- Slow Horses (2010). It took me a little while to get into this book, the first in the Slough House spy novel series. But once I did I loved it! There isn't much I can say that hasn't been said already by so many reviewers. I appreciated Mick Herron's command of the language. Before reading this, I tried to read a mystery that I was interested in (The Dante Club by Matthew Pearl), but the writing just set my teeth on edge. Pearl is very well-educated, but he doesn't (or didn't, in that book -- maybe he's gotten better) know how to write the kind of language you need for mystery fiction. Anyway, my point is that from the first sentence of Slow Horses, I knew I was in the hands of a master and could relax. What a fun book. I'd like to watch the TV show, but of course we don't have Apple TV. Maybe someday it'll be available on DVD from the library (I could buy an all-region Blu-ray version on eBay, but I think I'll wait).
- Dead Lions (2013). For about the first half of this book I couldn't seem to get settled with it. Herron likes to jump around among several different points of view -- each "slow horse" is doing something different and we get to watch them all, or most of them. This jumping back and forth can be distracting. But finally I calmed down enough to let it flow over me and I thought this book was pretty much as good as the first. I would definitely read the rest of the series -- and I probably will, eventually. The only thing I don't like about these books is that nice characters die, people you've gotten to know a little. You have to be able to rise above that, not let it bug you, and I wasn't in that sort of mood this month.
- Down Cemetery Road (2003). Instead of reading the third in the Slough House series, I decided to try one of Herron's "mystery" novels, which he wrote first. It's not really a mystery, though. It's sort of a cross between a mystery and a spy novel, and I didn't like it at all at first. I'd say the first half -- maybe two thirds -- of the book annoyed me. The detective(s) barely played a part -- it was all about a bored housewife and I didn't find her compelling. But then it started getting interesting, and the last third was really hard to put down. Now I think maybe I'd like to read the rest of the series (there are three others)...

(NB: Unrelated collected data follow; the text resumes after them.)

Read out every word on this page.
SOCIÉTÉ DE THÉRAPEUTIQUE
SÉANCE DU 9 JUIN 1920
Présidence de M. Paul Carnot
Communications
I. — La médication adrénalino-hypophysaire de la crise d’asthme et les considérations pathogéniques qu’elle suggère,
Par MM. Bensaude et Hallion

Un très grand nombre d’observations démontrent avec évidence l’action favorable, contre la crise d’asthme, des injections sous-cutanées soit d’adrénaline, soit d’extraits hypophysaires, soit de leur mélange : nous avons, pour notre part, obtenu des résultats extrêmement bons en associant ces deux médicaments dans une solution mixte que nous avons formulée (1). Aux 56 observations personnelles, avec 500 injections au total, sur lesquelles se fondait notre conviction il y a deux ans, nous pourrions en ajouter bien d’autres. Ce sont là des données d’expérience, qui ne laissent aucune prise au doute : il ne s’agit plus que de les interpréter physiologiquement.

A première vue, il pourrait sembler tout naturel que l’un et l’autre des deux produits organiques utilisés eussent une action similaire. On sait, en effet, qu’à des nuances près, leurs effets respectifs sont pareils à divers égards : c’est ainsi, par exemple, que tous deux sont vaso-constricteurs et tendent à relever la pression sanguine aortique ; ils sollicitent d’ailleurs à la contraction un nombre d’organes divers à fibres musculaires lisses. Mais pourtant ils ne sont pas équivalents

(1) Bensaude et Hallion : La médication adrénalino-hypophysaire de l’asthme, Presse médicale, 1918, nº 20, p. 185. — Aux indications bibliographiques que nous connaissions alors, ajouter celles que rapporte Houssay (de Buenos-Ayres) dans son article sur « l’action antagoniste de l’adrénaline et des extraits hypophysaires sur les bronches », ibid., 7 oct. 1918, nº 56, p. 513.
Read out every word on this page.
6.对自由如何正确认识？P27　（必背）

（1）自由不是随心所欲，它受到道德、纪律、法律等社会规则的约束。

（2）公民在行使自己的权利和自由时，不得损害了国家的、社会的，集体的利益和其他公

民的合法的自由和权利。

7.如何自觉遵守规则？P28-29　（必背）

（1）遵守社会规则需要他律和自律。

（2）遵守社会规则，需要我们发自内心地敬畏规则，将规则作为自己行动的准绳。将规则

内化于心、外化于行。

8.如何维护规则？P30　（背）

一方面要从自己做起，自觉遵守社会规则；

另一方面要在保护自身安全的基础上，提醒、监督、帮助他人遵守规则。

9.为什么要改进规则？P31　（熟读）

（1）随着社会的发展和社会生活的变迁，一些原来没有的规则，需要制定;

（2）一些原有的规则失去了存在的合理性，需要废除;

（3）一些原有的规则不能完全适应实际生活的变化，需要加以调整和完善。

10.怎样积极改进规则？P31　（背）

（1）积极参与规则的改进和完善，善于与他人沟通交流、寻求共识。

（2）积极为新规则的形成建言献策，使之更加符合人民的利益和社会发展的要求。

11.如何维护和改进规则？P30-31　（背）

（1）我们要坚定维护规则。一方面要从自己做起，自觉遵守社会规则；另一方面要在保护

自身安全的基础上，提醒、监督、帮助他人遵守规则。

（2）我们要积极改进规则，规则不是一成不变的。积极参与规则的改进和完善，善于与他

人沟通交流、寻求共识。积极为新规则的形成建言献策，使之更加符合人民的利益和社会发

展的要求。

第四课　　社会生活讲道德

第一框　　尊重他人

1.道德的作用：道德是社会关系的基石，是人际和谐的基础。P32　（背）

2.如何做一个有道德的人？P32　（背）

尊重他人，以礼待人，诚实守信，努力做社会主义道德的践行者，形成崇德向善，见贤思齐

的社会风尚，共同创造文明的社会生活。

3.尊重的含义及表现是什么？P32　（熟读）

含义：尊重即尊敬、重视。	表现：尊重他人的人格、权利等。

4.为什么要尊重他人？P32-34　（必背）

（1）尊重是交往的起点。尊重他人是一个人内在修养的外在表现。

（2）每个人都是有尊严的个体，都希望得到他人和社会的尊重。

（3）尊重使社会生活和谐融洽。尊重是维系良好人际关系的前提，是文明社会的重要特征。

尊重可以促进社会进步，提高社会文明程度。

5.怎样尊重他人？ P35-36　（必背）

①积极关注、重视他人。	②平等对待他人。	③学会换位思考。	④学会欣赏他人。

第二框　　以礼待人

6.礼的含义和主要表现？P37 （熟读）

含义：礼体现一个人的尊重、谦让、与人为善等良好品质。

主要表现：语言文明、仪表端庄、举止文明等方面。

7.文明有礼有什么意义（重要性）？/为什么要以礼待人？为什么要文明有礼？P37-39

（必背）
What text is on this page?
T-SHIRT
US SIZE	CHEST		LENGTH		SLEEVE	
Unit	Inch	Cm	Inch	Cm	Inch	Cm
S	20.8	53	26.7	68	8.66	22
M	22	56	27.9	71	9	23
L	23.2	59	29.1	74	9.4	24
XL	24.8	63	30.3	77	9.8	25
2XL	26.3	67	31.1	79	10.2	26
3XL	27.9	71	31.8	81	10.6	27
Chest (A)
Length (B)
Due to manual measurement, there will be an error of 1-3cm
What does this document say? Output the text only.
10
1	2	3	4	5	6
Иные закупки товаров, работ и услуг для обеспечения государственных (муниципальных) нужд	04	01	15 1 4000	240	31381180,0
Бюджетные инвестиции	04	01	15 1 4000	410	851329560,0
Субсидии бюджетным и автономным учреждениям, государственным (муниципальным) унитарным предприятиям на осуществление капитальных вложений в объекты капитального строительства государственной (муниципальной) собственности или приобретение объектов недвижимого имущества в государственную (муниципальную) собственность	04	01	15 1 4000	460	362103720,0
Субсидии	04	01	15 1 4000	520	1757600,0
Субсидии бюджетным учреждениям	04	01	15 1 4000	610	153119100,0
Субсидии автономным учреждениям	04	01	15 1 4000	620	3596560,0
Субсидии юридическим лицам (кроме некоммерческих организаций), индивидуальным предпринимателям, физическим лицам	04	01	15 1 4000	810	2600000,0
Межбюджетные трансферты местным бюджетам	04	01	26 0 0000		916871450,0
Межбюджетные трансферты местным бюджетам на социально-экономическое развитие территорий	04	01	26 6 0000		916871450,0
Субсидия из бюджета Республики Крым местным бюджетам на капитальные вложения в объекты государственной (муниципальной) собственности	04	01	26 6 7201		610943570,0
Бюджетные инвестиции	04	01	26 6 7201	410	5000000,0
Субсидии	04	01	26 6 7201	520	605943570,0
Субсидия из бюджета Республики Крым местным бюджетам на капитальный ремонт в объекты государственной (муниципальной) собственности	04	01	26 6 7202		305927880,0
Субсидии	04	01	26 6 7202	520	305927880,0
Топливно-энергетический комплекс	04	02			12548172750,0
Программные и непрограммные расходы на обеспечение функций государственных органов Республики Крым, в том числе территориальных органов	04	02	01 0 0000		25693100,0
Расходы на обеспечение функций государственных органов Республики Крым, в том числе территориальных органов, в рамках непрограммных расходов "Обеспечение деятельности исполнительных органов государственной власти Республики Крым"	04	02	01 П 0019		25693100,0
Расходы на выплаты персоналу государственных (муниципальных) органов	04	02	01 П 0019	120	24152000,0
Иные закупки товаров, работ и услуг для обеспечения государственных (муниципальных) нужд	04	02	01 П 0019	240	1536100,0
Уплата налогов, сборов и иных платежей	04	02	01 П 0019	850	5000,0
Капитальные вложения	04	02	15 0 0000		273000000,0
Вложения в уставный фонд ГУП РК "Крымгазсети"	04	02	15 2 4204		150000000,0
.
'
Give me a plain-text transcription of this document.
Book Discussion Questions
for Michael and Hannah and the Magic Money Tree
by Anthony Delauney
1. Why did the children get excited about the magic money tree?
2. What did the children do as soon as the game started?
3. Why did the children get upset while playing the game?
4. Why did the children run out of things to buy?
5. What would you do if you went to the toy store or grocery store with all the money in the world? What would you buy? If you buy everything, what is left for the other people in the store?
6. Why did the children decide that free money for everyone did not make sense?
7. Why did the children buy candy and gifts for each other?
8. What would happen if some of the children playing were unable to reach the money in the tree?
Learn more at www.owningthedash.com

So that was Mick Herron. Overall verdict: very good, lots of fun, but a little disturbing if you're not in the mood to read about nice people getting killed. Also, these books do tend to keep me looking over my shoulder a lot, in case someone is following me or planning to kill me.
***
Since it was April, I was supposed to read one book from the shelves above my bed, but there's hardly anything left on those shelves that I haven't read. Finally I decided on Dylan Thomas's Collected Poems -- and got about one-sixth of the way through. Oh well. Another time.
What I did read was another book by Lily King, her latest novel -- Writers and Lovers (2020). I didn't mean to, but there it was on the shelf at the library, so... I was a little disappointed by it. There she was, at the height of her powers after the wonderful Euphoria, and she goes back into her own past to write another novel about a young woman with a dreadful father. If anything, the father in this book was worse than the father in Father of the Rain. And I wasn't excited about the romantic side of the book, either. But what I did like was her portrayal of a writer (herself). In the very first scene, her awful landlord makes a snotty comment about why on earth she bothers writing. Back in her tiny, moldy-smelling rented room, she tries again to write. And there's this great, honest quote:
I don't write because I think I have something to say. I write because if I don't, everything feels even worse.
And then, near the end of the book, when she's giving a short speech to a bunch of high school students:
What I have had for the past six years, what has been constant and steady in my life is the novel I've been writing. This has been my home, the place I could always retreat to. The place I could sometimes even feel powerful, I tell them. The place where I am most myself.
The book has an unrealistic, fairytale ending, but that's OK. I read it for the parts about writing.
For May, who am I going to read? I've been alternating between male and female writers, so it's time for another woman. From my long list of possible writers, I chose Elizabeth Savage, an American author (from Montana originally) born in 1918. She's the author of one of my favorite books of all time, Happy Ending (1972), but I've never read anything else by her except her first novel, Summer of Pride (1960), which is sort of a less-good version of the same story. So anyway, that'll be my May. I'm also going to try to read a biography of Warren G. Harding, bleah, not looking forward to that. But I'm sure I'll get through it.